2. Restricted Stock Units Deferred. I elect to defer settlement of the following portion of my Restricted Stock Units Award made to me during the Election Period (must be at a minimum of at least 10% and may increase in 5% increments thereafter):

     %

3. Restricted Stock Units Deferral Elections. I hereby make the following elections with respect to the settlement of my vested Restricted Stock Units that will be payable in a single lump sum as provided in my Restricted Stock Unit Agreement (Agreement). I understand that if I fail to make an election, or if the election is terminated, that I will be deemed to have elected settlement of my Restricted Stock Units when such units vest as provided in the Restricted Stock Units Notice of Grant.

Settlement Date:

Subject to the terms of the Plan and my Agreement, I will receive shares of Stock in settlement of my Award (to the extent vested) within 30 days of the earlier of (i) any Settlement Date I have elected below, (ii) the date of my termination of Service or (iii) the date of any Change of Control, as defined in the Plan, if such an Award is not assumed or substituted for a similar award.

I understand that:

A Settlement Date may be no earlier than January 1 of the second calendar year following the Election Period (e.g. if the Election Period ends on December 31, 2006, the Settlement Date may be no earlier than January 1, 2008).

That I may (but am not required) to elect a Settlement Date, however, if I don’t select a Settlement Date, but have completed this form and elected to defer settlement of the Award beyond the date such award would have become vested, that I will have made an irrevocable election to defer settlement of the Award until my termination of Service.

I elect a Settlement Date for 100% of my Award on      . (please select a date no earlier than January 1 of the second calendar year following the Election Period, however, remember that the Award becomes vested on the date provided in the Notice of Grant and unless you select a later Settlement Date, would be settled on the vesting date)

             
           
[      ] I do not elect a Settlement Date (and I understand
this means that the Settlement Date will be the date I
terminated Service).

Change of Settlement Date:

I understand that I may make, with the consent of the Company, a subsequent election to further defer settlement of this Award, and that such an election must be made at least one (1) year prior to my originally selected Settlement Date and I further understand that my newly elected Settlement Date must be at least five (5) years after the date of the originally selected Settlement Date. I further understand that the ability to make such a subsequent deferral election may not be available to me in the future if the Company changes its administration policies to reflect any changes to the applicable law governing deferred compensation.

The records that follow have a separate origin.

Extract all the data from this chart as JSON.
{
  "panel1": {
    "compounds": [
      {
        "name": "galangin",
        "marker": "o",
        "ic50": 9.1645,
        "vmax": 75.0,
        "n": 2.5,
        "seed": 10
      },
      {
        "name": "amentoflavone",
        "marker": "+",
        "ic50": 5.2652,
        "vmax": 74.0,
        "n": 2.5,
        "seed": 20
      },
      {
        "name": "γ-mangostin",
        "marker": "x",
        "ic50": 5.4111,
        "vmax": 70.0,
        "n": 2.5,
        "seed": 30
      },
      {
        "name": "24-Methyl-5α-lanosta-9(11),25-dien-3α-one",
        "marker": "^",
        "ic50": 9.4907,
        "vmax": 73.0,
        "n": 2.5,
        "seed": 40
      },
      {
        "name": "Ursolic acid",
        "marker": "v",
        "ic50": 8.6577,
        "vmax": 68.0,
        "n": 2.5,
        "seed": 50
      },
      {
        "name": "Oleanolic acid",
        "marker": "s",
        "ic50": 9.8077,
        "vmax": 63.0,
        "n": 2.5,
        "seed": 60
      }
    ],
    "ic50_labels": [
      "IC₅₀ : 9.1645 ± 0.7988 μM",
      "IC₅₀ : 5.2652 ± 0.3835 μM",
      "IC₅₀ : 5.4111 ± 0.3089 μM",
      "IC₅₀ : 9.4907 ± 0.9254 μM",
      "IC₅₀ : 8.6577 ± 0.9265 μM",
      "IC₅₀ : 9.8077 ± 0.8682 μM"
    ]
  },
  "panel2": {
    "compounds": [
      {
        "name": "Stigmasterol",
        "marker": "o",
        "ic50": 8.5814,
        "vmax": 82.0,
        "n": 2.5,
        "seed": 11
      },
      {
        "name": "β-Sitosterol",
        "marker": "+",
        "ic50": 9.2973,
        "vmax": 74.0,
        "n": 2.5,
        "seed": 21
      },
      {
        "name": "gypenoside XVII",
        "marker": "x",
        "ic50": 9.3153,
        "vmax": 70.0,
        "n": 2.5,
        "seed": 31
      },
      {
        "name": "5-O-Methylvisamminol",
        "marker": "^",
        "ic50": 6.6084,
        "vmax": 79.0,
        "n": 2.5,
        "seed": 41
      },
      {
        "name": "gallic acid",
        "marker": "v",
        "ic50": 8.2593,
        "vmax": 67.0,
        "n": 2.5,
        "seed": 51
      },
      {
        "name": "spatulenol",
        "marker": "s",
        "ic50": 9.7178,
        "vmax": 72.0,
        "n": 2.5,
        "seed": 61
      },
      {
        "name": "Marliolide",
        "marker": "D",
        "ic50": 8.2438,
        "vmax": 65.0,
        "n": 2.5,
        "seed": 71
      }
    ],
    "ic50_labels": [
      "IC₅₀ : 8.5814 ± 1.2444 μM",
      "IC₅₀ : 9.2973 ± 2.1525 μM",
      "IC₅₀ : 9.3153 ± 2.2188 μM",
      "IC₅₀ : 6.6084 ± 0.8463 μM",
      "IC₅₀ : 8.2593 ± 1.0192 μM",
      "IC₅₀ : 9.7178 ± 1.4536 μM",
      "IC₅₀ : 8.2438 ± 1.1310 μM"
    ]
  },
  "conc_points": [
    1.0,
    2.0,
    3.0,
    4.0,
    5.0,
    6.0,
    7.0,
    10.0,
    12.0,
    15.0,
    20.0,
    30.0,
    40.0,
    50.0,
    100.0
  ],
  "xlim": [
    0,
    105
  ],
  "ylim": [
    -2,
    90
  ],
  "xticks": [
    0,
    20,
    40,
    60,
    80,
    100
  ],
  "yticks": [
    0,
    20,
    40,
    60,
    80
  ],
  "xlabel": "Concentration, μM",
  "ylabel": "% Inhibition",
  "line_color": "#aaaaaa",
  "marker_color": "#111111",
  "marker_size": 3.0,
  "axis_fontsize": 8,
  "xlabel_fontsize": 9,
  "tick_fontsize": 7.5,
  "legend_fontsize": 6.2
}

4. Filing of Election. This Restricted Stock Unit Election must be filed with the Chief Financial Officer of the Company no later than:

             
    (a)      
For elections to defer receipt of Restricted Stock Units
during the Initial Plan Year: within 30 days after the
beginning of the Initial Plan Year.
    (b)      
For elections to defer receipt of Restricted Stock Units
during each subsequent Plan Year: the day prior to the
first day of such Plan Year.

5. Irrevocability of Election. This Restricted Stock Unit Election will become irrevocable as of the commencement of the Election Period.

6. Award is Unfunded. I understand that the Company has not formally funded my Award and that I am considered a general unsecured creditor of the Company with respect to my rights under the Award.

7. Subject to Plan. This Restricted Stock Unit Election is in all respects subject to the terms and conditions of the Plan. Should any inconsistency exist between this Restricted Stock Unit Election, the Plan, the Restricted Stock Unit Agreement, and/or any applicable law, then the provisions of either the applicable law or the Plan will control, with the Plan subordinated to the applicable law.